State ancora pensando a dove andare nei giorni di Pasqua e Pasquetta? Se siete alla ricerca di qualche proposta per la classica gita “fuori porta”, vi siete imbattuti nell’articolo giusto: ecco alcuni itinerari last minute bellissimi, da scegliere se volete trascorrere una giornata rigenerante in mezzo alla natura.

Milano. Non mancano le soluzioni per staccare dalla frenesia della città, senza allontanarsi troppo. Qualche idea? A una quarantina di chilometri trovate il Parco del Ticino, da percorrere a piedi o in bicicletta. Un’altra idea è quella di andare alla scoperta di Bellagio e del Lago di Como, oppure visitare l’Eremo di San Miro al Monte, santuario seicentesco nell’Alta Brianza, a circa una sessantina di chilometri da Milano. Se avete poco tempo a disposizione, potreste rimanere in città, tra il quartiere Vigentino e il quartiere Rogoredo, e fare tappa nella suggestiva Abbazia di Chiaravalle.

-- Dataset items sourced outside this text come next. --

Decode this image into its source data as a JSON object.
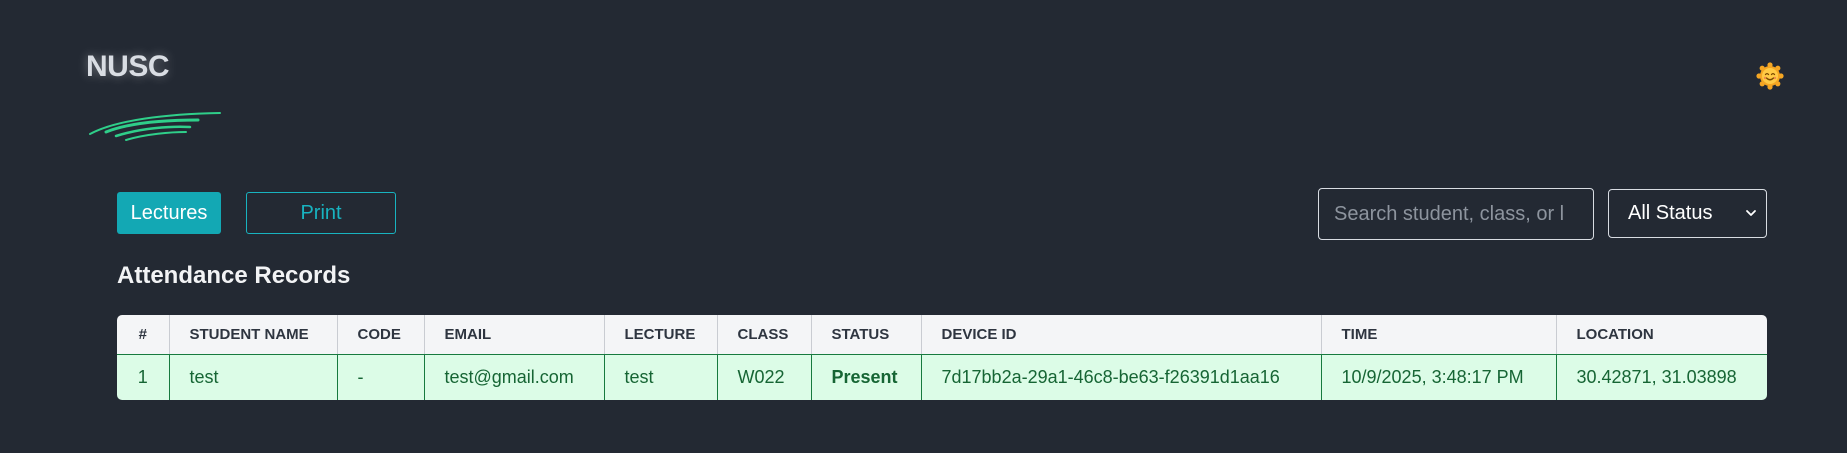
{
  "app": {
    "logo_text": "NUSC",
    "theme_toggle_icon": "sun-face-icon",
    "accent_color": "#13a8b4",
    "logo_stroke_color": "#2fcf8a",
    "background_color": "#232933"
  },
  "toolbar": {
    "lectures_label": "Lectures",
    "print_label": "Print",
    "search_placeholder": "Search student, class, or l",
    "search_value": "",
    "status_filter_selected": "All Status"
  },
  "page_title": "Attendance Records",
  "table": {
    "columns": [
      "#",
      "STUDENT NAME",
      "CODE",
      "EMAIL",
      "LECTURE",
      "CLASS",
      "STATUS",
      "DEVICE ID",
      "TIME",
      "LOCATION"
    ],
    "rows": [
      {
        "index": "1",
        "student_name": "test",
        "code": "-",
        "email": "test@gmail.com",
        "lecture": "test",
        "class": "W022",
        "status": "Present",
        "device_id": "7d17bb2a-29a1-46c8-be63-f26391d1aa16",
        "time": "10/9/2025, 3:48:17 PM",
        "location": "30.42871, 31.03898"
      }
    ],
    "row_status_color": "#166534",
    "row_background_color": "#dcfce7"
  }
}
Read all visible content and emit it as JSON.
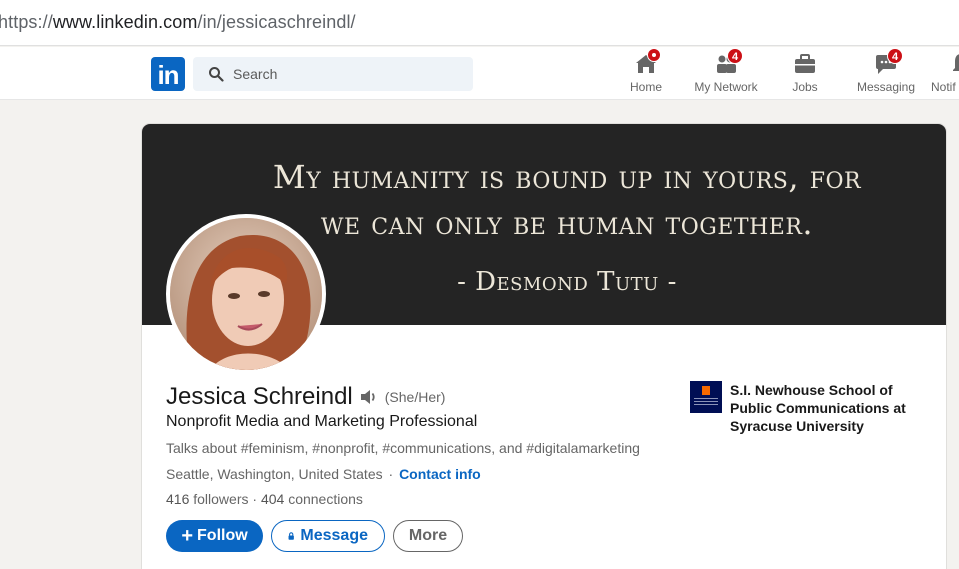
{
  "browser": {
    "url_prefix": "https://",
    "url_host": "www.linkedin.com",
    "url_path": "/in/jessicaschreindl/"
  },
  "nav": {
    "logo_text": "in",
    "search_placeholder": "Search",
    "items": [
      {
        "label": "Home",
        "icon": "home-icon",
        "badge": ""
      },
      {
        "label": "My Network",
        "icon": "network-icon",
        "badge": "4"
      },
      {
        "label": "Jobs",
        "icon": "briefcase-icon",
        "badge": ""
      },
      {
        "label": "Messaging",
        "icon": "messaging-icon",
        "badge": "4"
      },
      {
        "label": "Notif",
        "icon": "bell-icon",
        "badge": ""
      }
    ]
  },
  "banner": {
    "quote_line1": "My humanity is bound up in yours, for",
    "quote_line2": "we can only be human together.",
    "author": "- Desmond Tutu -"
  },
  "profile": {
    "name": "Jessica Schreindl",
    "pronouns": "(She/Her)",
    "headline": "Nonprofit Media and Marketing Professional",
    "talks_about": "Talks about #feminism, #nonprofit, #communications, and #digitalamarketing",
    "location": "Seattle, Washington, United States",
    "location_sep": "·",
    "contact_info": "Contact info",
    "followers_count": "416",
    "followers_label": "followers",
    "connections_sep": "·",
    "connections_count": "404",
    "connections_label": "connections"
  },
  "actions": {
    "follow_label": "Follow",
    "follow_plus": "+",
    "message_label": "Message",
    "more_label": "More"
  },
  "education": {
    "school_name": "S.I. Newhouse School of Public Communications at Syracuse University"
  },
  "colors": {
    "brand": "#0a66c2",
    "badge": "#cc1016",
    "banner_bg": "#242424"
  }
}
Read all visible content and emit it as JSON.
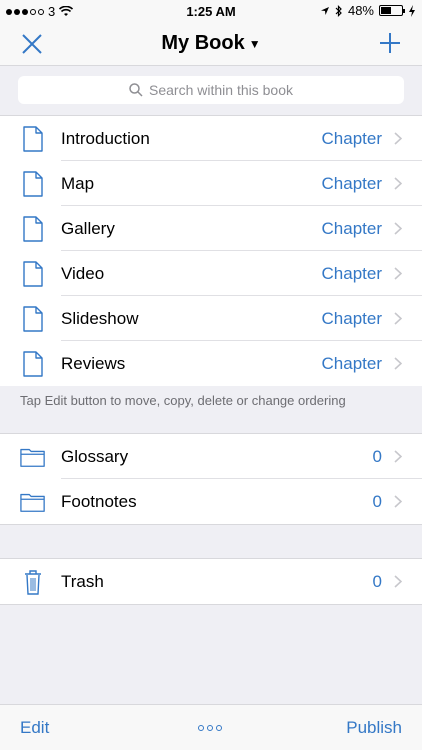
{
  "status": {
    "carrier": "3",
    "time": "1:25 AM",
    "battery_percent": "48%",
    "battery_level": 0.48
  },
  "nav": {
    "title": "My Book",
    "close_icon": "close-x-icon",
    "add_icon": "plus-icon"
  },
  "search": {
    "placeholder": "Search within this book"
  },
  "chapters": [
    {
      "label": "Introduction",
      "type": "Chapter"
    },
    {
      "label": "Map",
      "type": "Chapter"
    },
    {
      "label": "Gallery",
      "type": "Chapter"
    },
    {
      "label": "Video",
      "type": "Chapter"
    },
    {
      "label": "Slideshow",
      "type": "Chapter"
    },
    {
      "label": "Reviews",
      "type": "Chapter"
    }
  ],
  "hint": "Tap Edit button to move, copy, delete or change ordering",
  "folders": [
    {
      "label": "Glossary",
      "count": "0"
    },
    {
      "label": "Footnotes",
      "count": "0"
    }
  ],
  "trash": {
    "label": "Trash",
    "count": "0"
  },
  "toolbar": {
    "edit_label": "Edit",
    "publish_label": "Publish"
  },
  "colors": {
    "accent": "#3478c6",
    "background": "#efeff4"
  }
}
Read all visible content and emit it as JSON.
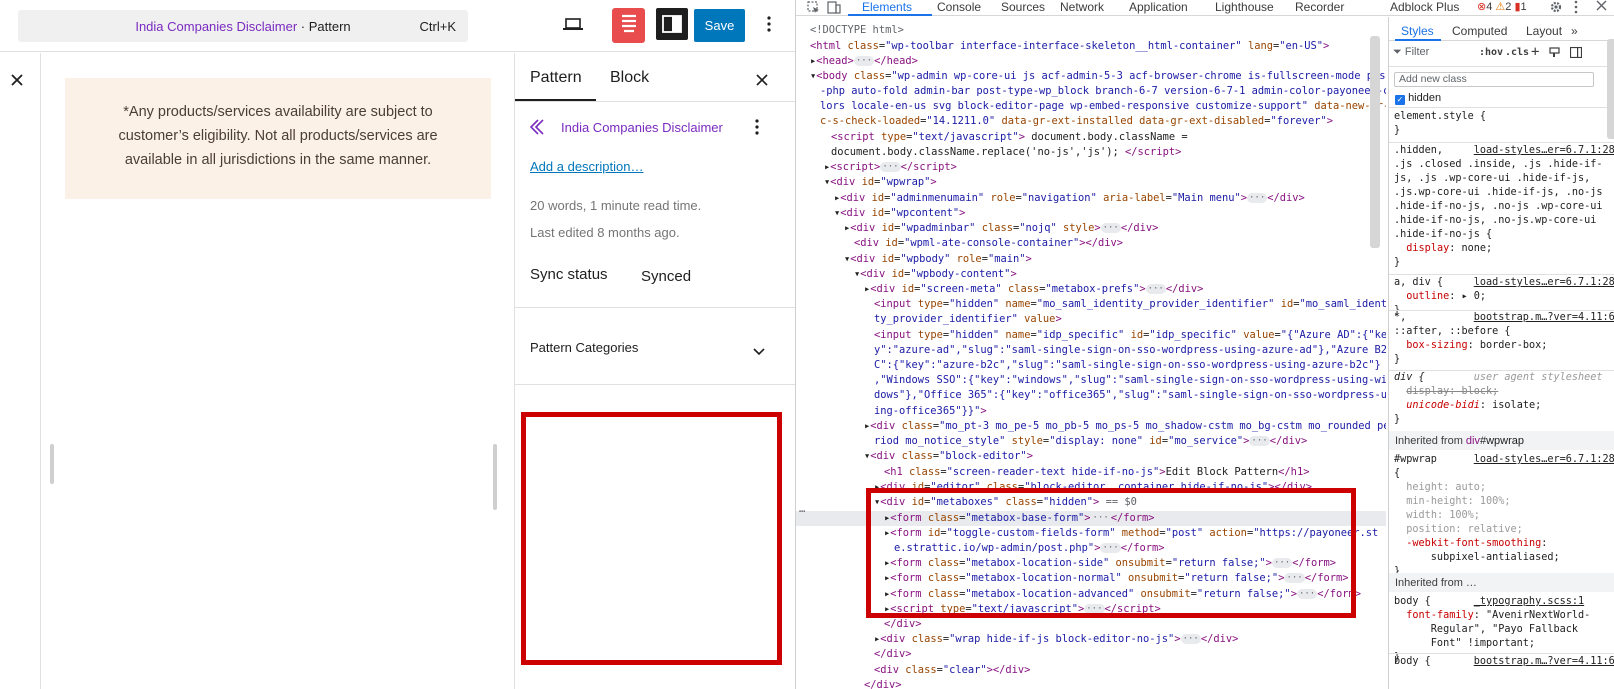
{
  "editor": {
    "command_bar": {
      "title": "India Companies Disclaimer",
      "suffix": " · Pattern",
      "shortcut": "Ctrl+K"
    },
    "toolbar": {
      "save_label": "Save"
    },
    "notice_text": "*Any products/services availability are subject to customer’s eligibility. Not all products/services are available in all jurisdictions in the same manner.",
    "inspector": {
      "tabs": [
        "Pattern",
        "Block"
      ],
      "pattern_title": "India Companies Disclaimer",
      "add_description": "Add a description…",
      "stats": "20 words, 1 minute read time.",
      "last_edited": "Last edited 8 months ago.",
      "sync_label": "Sync status",
      "sync_value": "Synced",
      "categories_label": "Pattern Categories"
    },
    "colors": {
      "accent": "#0076bb",
      "pattern_purple": "#7a2bc0",
      "notice_bg": "#fcf1e6",
      "highlight_red": "#cc0000",
      "style_book_red": "#e84c4c"
    }
  },
  "devtools": {
    "tabs": [
      "Elements",
      "Console",
      "Sources",
      "Network",
      "Application",
      "Lighthouse",
      "Recorder",
      "Adblock Plus"
    ],
    "badges": {
      "errors": "4",
      "warnings": "2",
      "issues": "1"
    },
    "styles_tabs": [
      "Styles",
      "Computed",
      "Layout"
    ],
    "filter_placeholder": "Filter",
    "hov": ":hov",
    "cls": ".cls",
    "new_class_placeholder": "Add new class",
    "hidden_checkbox": "hidden",
    "selected_marker": "== $0",
    "ellipsis_marker": "…"
  }
}
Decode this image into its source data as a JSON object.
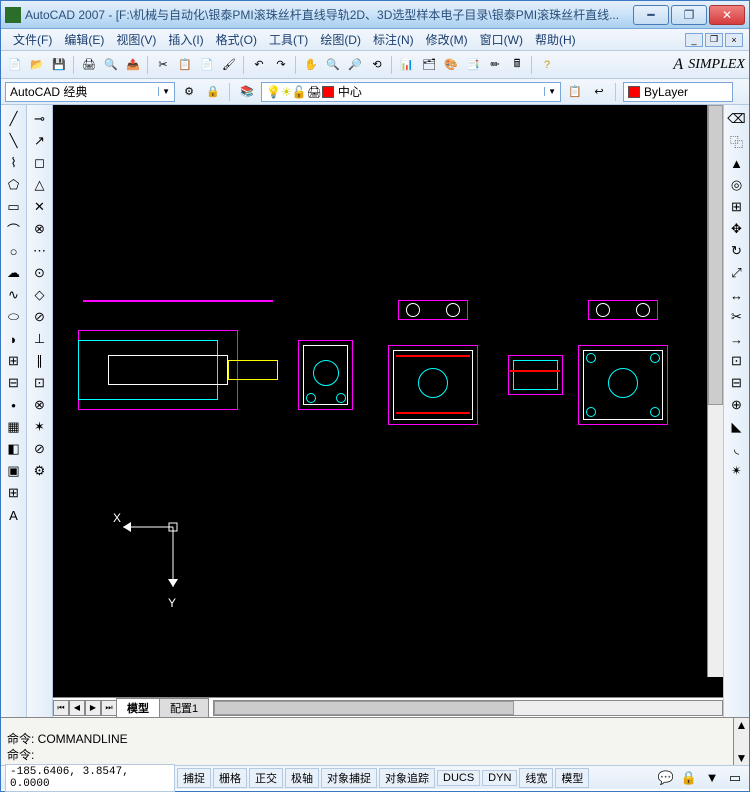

Verona. Malcesine è un suggestivo paesino che si affaccia sulle acque del Lago di Garda, da scegliere sia per la bellezza paesaggistica sia per l’antichissima storia. Voglia di raggiungere le Prealpi? Lasciatevi sorprendere dalle colline della Valpolicella, famose per la produzione vitivinicola, o ancora dai monti Lessini.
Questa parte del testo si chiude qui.